Dolores Divine (Kenneth M. Ellis, 1931)

This appears to be a transcript of a radio drama interspersed with newspaper articles written by the reporter character in said drama that are wholly pointless as they merely reiterate what’s just been said, often verbatim in long block quotes, without providing any additional commentary. Damon Fenwicke is found dead and Dolores Divine is accused of his murder. The drama is mostly confined to the courtroom, where the State presents an extremely weak case that I think we’re supposed to find convincing and the Defense does nothing at all. Did Divine do it? No, of course not. Was it the mafia? No, just as they appeared to be, they were a red herring. In a not very shocking twist, the culprit turns out to be Divine’s overprotective mother who confesses to everything at the end for no particular reason (Divine’s already been acquitted — it isn’t to spare her).

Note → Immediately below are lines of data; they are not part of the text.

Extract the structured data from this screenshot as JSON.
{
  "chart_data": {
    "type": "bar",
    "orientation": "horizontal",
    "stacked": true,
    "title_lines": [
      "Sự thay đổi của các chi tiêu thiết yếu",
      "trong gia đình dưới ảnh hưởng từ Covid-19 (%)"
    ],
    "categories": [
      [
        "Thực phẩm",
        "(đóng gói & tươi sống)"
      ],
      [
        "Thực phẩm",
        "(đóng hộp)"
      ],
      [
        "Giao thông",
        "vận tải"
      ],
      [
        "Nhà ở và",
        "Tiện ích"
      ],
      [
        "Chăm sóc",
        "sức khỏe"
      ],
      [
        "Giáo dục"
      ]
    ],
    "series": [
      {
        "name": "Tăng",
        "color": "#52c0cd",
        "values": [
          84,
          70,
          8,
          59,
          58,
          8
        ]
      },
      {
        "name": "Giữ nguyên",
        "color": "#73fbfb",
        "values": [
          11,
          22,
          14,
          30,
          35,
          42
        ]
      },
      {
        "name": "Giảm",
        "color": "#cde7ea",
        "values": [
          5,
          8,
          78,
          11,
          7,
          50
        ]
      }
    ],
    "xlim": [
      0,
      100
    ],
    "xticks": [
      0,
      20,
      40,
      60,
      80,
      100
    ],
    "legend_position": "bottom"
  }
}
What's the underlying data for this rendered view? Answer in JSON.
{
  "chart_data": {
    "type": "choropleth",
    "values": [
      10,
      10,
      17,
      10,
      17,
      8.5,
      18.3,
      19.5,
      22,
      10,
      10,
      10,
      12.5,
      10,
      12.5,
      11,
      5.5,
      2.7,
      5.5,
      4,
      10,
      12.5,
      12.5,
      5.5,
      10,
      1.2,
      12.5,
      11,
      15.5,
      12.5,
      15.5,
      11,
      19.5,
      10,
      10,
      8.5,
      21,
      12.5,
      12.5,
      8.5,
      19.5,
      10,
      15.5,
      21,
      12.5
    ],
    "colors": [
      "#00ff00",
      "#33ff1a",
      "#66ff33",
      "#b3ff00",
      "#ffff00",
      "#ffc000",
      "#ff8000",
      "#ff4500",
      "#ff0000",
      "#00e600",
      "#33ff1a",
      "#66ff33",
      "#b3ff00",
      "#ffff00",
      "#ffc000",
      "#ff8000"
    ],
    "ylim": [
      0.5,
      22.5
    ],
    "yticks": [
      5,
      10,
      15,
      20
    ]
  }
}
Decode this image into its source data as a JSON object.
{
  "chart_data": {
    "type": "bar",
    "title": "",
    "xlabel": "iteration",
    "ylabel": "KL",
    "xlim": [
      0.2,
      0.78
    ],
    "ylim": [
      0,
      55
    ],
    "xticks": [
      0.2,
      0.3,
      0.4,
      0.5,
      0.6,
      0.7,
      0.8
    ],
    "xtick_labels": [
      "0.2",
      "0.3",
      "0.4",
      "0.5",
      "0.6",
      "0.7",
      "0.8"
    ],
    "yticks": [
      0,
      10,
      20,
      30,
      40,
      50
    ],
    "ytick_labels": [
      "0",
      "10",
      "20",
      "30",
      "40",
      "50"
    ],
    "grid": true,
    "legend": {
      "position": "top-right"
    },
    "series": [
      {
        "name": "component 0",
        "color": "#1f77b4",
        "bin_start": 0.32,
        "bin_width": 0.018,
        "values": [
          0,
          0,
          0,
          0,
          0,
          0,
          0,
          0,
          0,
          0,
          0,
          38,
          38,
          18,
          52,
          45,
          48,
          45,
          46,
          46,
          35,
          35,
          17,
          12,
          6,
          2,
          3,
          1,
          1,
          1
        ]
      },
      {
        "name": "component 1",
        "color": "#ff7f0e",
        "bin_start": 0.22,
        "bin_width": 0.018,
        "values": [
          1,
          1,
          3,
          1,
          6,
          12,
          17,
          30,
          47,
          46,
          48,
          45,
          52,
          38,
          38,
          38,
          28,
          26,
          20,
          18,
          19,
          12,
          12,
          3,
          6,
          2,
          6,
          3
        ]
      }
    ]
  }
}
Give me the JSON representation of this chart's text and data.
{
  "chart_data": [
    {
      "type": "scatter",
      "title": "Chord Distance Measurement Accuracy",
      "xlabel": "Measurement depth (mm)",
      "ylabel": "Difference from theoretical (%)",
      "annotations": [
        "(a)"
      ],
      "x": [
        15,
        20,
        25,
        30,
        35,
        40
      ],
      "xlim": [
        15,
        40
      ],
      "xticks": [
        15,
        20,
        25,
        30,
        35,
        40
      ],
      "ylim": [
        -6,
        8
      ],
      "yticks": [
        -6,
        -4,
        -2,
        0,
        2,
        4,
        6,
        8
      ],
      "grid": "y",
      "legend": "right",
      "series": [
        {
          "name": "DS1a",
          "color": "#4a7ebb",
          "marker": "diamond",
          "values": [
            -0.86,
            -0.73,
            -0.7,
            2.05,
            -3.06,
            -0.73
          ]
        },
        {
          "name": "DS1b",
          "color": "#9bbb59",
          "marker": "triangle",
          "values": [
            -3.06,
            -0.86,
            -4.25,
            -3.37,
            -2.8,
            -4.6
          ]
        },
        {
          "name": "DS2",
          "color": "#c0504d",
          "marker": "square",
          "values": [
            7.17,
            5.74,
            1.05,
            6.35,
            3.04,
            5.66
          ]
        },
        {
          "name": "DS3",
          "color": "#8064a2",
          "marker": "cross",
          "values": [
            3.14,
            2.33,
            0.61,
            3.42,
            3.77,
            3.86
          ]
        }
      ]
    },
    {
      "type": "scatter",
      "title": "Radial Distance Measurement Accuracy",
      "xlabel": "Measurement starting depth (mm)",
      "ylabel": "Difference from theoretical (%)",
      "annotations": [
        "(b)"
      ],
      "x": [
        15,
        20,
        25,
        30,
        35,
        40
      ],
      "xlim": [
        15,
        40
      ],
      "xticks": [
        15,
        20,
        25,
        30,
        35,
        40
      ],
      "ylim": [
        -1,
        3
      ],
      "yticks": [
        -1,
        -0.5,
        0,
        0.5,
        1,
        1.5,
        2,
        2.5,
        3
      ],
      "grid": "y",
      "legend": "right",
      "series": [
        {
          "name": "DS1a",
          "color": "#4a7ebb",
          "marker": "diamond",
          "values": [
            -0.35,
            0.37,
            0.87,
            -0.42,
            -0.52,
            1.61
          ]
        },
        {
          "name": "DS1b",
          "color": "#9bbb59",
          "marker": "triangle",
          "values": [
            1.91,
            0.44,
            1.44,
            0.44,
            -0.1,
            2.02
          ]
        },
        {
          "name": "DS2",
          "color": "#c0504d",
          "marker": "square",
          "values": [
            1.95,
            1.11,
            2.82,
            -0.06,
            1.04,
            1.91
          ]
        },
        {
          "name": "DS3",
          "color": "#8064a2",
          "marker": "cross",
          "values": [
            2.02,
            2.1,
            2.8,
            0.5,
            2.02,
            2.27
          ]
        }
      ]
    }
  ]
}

Inscriptions: Stamped on the front endpaper and flyleaf, “Taylor Lending Libraries, Book No. R432”.

The Riddle of the Straits (Harry Edmonds, 1931)

During a great storm, Bill Parslow’s lorry breaks down by a canal and he thinks he’ll stowaway on a barge for a free, dry ride to the city. It’s this chance act that leads him to playing a central role in the outbreak of… well, the Second World War. (Bear in mind, this was written before the actual Second World War began and is set in the then-future year of 1935.)

The barge is smuggling machine guns out of England and, via a roundabout route, to a small island in the Indian Ocean. The British Empire is already on the brink of collapse and India is clamoring for independence. Russia intends to exploit this and to play on the growing animosity between the Hindus and Muslims to establish India as a satellite Soviet republic, thus claiming an expansive warm-water coastline from which to further expand the Soviet Union in accordance with the New Five Year Plan.

What follows is at once complicated and very simple. Thanks to Bill, Russia’s plot is discovered in time to preemptively destroy their Indian Ocean base. However, Britain’s increased scrutiny of India includes close inspection and turning away of merchant vessels, which riles American arms manufactures, who have been selling arms to Indian insurgents. A series of mistakes, which are frankly too convoluted to explain here, lead to an American warship that had been escorting a merchant convoy to open fire on a British cruiser, leading to war being declared between the US and UK.

As far as the narrative goes, the USSR takes a backseat now to the bloody naval war that plays out in the Atlantic. The US and UK are fairly evenly matched and both sustain great damage. The British get the upper hand in the end, but the US maintain a blockade that effectively cuts-off all imports to the island. When pushed to the point of starvation, they suddenly remember the Channel Tunnel — that embarrassingly expensive white elephant just completed that year — and food comes pouring in through France.

I’ve left out Japan and the Falklands, but suffice to say, they’re involved, too. Hitler gets a mention, quite in passing. Edmonds evidently didn’t think much of him; Stalin is the real danger in his estimation. Curiously (in hindsight, anyway), Mussolini is something of a moderating force. He brokers the peace treaty that brings the war to an end. Unfortunately, while the others were fighting over nothing, the USSR annexes the Arabian peninsula and so the threat of Soviet expansion goes unthwarted.

Inscriptions: None, but there is a small pink index card between pages 166 and 167.

Hathaway House (Nelia Gardner White, 1931)

The expense of living in Boston growing too great, the Hathaways — John, his wife Ann, and their two daughters, Penn and Alice — move to Buffalo, NY. They hope to find a house in a rural area, like the one John grew up in and Alice pines for, but are forced to settle for one in the city. Aunt Emma, a stern old woman that no one likes, invites herself to spend a few weeks with them. This turns into several years, and indeed, the rest of her life. Aunt Emma is at first resented, but eventually becomes part of the family, particularly by Alice when she realizes how utterly alone her aunt is and how acutely aware she is of being unwanted.

Alice is a bookish person and an aspiring poet, quite unlike her vivacious, party-hard sister Penn. Max Hiller, a promising young violinist, is Penn’s boyfriend and at last fiancĂ©, but their personalities are not a match. Alice is secretly in love with him herself, and even Penn admits that she would be a better match. At college, Penn meets a boy more her style, and at graduation, confesses that she’s eloped with him. She leaves it to Alice to break the news to Max, who takes it hard but comes around to accepting it. He also comes around to noticing the sister he overlooked. The two are married at the story’s end.